Hodograph Method and Numerical Solution of the Two Hyperbolic Quasilinear Equations System. Part II. Zonal Electrophoresis Equations

TL;DR

This paper develops a method combining hodograph and numerical techniques to solve zonal electrophoresis equations, reducing PDE problems to ODEs and enabling multi-valued solutions, with applications to various initial data.

Contribution

The paper introduces a novel approach for solving hyperbolic quasilinear PDEs using the hodograph method and Riemann-Green functions, extending previous work to cases with sum-of-products Riemann-Green functions.

Findings

Effective reduction of PDEs to ODEs for electrophoresis equations

Ability to construct multi-valued solutions

Numerical results for different initial data types

Abstract

The paper presents the solutions for the zonal electrophoresis equations are obtained by analytical and numerical methods.

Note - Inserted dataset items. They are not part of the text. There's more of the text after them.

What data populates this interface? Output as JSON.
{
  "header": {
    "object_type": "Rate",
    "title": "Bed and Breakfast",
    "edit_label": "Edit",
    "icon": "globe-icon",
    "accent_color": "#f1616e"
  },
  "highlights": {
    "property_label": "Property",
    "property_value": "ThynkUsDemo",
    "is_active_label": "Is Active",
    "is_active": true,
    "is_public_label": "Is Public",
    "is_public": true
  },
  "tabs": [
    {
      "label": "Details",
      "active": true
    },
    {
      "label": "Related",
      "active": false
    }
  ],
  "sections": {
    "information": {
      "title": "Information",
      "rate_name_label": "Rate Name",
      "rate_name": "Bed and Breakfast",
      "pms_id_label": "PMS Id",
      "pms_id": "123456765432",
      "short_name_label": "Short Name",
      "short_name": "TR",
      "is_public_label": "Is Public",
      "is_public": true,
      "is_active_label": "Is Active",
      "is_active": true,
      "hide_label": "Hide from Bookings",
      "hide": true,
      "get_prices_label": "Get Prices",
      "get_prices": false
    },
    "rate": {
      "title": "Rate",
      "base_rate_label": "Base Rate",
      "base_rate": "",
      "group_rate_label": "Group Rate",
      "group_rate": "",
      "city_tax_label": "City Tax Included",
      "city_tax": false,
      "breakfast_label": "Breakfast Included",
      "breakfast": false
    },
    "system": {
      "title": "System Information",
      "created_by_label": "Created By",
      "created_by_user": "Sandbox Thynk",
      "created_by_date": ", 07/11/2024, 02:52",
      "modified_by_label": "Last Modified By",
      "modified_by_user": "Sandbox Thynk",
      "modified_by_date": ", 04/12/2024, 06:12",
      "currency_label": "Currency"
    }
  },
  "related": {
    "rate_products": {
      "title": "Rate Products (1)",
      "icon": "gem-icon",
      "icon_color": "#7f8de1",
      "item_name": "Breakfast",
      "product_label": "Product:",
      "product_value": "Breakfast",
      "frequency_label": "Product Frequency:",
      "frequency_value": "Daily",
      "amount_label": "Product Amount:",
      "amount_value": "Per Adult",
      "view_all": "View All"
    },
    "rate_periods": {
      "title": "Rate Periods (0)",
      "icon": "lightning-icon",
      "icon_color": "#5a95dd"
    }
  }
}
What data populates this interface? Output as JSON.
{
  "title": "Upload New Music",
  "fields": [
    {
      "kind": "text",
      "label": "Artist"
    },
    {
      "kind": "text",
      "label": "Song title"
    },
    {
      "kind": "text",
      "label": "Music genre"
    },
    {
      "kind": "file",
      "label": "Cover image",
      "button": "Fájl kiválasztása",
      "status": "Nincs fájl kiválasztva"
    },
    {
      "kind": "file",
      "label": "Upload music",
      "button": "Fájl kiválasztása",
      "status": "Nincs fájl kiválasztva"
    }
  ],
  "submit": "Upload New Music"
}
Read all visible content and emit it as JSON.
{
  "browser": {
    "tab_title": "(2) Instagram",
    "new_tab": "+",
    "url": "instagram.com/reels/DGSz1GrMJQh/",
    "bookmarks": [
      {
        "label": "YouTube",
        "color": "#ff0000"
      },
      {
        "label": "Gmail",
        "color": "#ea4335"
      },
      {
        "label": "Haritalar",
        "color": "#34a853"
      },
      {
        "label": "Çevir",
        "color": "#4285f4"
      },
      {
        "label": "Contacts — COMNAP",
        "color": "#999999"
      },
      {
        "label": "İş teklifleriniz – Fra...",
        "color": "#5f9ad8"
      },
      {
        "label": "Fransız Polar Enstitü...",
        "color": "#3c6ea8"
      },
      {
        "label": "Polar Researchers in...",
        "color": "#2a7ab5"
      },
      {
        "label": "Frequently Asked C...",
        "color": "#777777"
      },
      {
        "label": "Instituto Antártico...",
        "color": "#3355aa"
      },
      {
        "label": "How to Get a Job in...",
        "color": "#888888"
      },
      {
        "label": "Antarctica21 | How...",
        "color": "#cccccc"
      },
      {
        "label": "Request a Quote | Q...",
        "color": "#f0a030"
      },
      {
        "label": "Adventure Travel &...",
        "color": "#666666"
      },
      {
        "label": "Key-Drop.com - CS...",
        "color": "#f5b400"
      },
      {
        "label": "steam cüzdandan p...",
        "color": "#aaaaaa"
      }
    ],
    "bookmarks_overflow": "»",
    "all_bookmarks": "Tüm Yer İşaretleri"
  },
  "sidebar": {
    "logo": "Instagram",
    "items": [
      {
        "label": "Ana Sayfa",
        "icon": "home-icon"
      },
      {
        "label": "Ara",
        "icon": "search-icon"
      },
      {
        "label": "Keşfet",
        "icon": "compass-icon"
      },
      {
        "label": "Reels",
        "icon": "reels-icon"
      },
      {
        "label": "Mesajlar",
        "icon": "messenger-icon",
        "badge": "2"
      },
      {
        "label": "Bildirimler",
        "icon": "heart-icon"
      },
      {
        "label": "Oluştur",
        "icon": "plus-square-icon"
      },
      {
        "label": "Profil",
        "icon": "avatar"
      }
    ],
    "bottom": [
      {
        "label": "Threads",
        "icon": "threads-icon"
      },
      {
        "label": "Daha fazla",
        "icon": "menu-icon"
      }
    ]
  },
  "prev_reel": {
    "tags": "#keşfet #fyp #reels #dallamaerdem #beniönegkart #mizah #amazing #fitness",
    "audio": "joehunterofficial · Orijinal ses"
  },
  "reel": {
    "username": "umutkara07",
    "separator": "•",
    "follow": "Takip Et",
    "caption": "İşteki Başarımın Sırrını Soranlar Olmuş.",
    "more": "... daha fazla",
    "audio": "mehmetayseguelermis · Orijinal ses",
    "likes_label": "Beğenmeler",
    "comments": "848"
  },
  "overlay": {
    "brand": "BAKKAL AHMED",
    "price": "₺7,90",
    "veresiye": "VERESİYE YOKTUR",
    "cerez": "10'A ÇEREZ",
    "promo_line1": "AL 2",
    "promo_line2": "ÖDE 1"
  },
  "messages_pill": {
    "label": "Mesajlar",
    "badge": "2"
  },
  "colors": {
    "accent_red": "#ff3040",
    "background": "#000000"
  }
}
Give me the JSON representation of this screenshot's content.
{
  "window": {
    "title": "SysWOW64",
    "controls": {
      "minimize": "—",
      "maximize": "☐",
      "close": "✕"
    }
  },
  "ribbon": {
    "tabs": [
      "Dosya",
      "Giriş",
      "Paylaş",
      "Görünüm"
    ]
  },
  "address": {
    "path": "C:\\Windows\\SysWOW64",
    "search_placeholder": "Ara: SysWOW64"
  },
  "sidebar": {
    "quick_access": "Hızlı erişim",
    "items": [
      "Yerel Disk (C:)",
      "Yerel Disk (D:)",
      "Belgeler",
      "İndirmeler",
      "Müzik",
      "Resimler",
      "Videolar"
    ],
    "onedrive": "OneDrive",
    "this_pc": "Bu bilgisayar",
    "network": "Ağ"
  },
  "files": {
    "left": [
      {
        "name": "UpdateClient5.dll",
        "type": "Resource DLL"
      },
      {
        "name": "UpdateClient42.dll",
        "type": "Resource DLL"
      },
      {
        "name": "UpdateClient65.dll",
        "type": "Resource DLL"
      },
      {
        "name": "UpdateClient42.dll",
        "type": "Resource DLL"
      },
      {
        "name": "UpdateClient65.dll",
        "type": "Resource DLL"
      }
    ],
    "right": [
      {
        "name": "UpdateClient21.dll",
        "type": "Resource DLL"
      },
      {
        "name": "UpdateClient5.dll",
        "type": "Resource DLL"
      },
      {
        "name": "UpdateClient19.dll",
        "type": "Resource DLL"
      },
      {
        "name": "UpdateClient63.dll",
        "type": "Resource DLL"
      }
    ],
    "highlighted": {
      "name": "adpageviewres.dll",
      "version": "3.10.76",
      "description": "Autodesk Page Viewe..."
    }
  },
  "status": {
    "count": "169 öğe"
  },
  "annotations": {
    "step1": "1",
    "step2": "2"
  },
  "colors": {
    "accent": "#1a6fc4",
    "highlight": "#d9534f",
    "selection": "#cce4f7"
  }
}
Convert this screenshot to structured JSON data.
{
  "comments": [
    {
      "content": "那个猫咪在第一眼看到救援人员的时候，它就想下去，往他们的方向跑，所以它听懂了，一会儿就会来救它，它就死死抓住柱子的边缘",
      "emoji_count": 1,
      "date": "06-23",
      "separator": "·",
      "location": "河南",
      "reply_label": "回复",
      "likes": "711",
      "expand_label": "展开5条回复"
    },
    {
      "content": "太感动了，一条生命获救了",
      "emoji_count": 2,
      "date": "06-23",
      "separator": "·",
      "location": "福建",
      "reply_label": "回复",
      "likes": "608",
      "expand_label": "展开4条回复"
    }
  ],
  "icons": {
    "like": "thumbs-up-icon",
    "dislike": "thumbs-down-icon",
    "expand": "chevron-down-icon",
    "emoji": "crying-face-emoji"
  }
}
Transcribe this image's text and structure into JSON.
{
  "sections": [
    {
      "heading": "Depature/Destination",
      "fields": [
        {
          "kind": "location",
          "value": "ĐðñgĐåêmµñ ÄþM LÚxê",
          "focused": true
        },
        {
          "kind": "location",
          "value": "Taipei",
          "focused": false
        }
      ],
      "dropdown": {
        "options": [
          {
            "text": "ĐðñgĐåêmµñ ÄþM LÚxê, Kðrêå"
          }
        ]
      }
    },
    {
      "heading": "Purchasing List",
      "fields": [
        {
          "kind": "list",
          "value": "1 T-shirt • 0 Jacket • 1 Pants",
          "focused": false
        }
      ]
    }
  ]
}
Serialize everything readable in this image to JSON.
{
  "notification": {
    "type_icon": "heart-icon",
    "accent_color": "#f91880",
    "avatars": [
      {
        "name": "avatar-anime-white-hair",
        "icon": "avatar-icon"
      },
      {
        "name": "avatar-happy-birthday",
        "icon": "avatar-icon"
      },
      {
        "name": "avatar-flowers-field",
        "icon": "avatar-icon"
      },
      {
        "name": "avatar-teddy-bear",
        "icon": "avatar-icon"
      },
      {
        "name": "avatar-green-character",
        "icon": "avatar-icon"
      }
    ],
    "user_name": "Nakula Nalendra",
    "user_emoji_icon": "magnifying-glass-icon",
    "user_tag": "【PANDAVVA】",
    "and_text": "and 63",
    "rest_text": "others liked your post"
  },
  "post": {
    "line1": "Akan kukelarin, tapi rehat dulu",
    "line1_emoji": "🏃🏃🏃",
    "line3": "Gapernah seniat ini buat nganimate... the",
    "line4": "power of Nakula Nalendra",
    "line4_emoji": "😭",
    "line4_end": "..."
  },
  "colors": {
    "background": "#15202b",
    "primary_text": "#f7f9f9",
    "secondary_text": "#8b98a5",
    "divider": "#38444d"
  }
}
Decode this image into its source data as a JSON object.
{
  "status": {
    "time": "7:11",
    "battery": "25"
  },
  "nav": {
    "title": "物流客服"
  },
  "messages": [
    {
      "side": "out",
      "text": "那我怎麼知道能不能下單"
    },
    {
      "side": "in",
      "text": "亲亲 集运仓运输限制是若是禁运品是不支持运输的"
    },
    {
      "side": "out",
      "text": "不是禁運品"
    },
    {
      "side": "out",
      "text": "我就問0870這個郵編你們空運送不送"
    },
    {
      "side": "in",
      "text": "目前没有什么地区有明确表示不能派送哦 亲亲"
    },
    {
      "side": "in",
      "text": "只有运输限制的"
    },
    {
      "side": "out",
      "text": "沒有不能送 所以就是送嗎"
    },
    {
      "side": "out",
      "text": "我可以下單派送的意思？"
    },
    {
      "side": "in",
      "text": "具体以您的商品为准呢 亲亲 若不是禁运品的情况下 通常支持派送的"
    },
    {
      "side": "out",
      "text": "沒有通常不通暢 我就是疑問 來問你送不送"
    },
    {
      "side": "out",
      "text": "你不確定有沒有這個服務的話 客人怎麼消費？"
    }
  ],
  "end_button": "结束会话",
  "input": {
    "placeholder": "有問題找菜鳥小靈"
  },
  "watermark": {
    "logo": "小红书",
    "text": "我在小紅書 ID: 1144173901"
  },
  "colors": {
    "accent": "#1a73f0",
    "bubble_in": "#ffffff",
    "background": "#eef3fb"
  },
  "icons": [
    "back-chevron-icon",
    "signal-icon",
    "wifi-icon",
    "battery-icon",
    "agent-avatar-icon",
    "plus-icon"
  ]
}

The method proposed by the authors is used. This method allows to reduce the Cauchy problem for two hyperbolic quasilinear PDE's to the Cauchy problem for ODE's. In some respect, this method is analogous to the method of characteristics for two hyperbolic equations. The method is effectively applicable in all cases when the explicit expression for the Riemann-Green function of some linear second order PDE, resulting from the use of the hodograph method for the original equations, is known. One of the method advantages is the possibility of constructing a multi-valued solutions. Compared with the previous authors paper, in which, in particular, the shallow water equations are studied, here we investigate the case when the Riemann-Green function can be represent as the sum of the terms each of them is a product of two multipliers depended on different variables. The numerical results for zonal electrophoresis equations are presented. For computing the different initial data (periodic, wave packet, the Gaussian distribution) are used.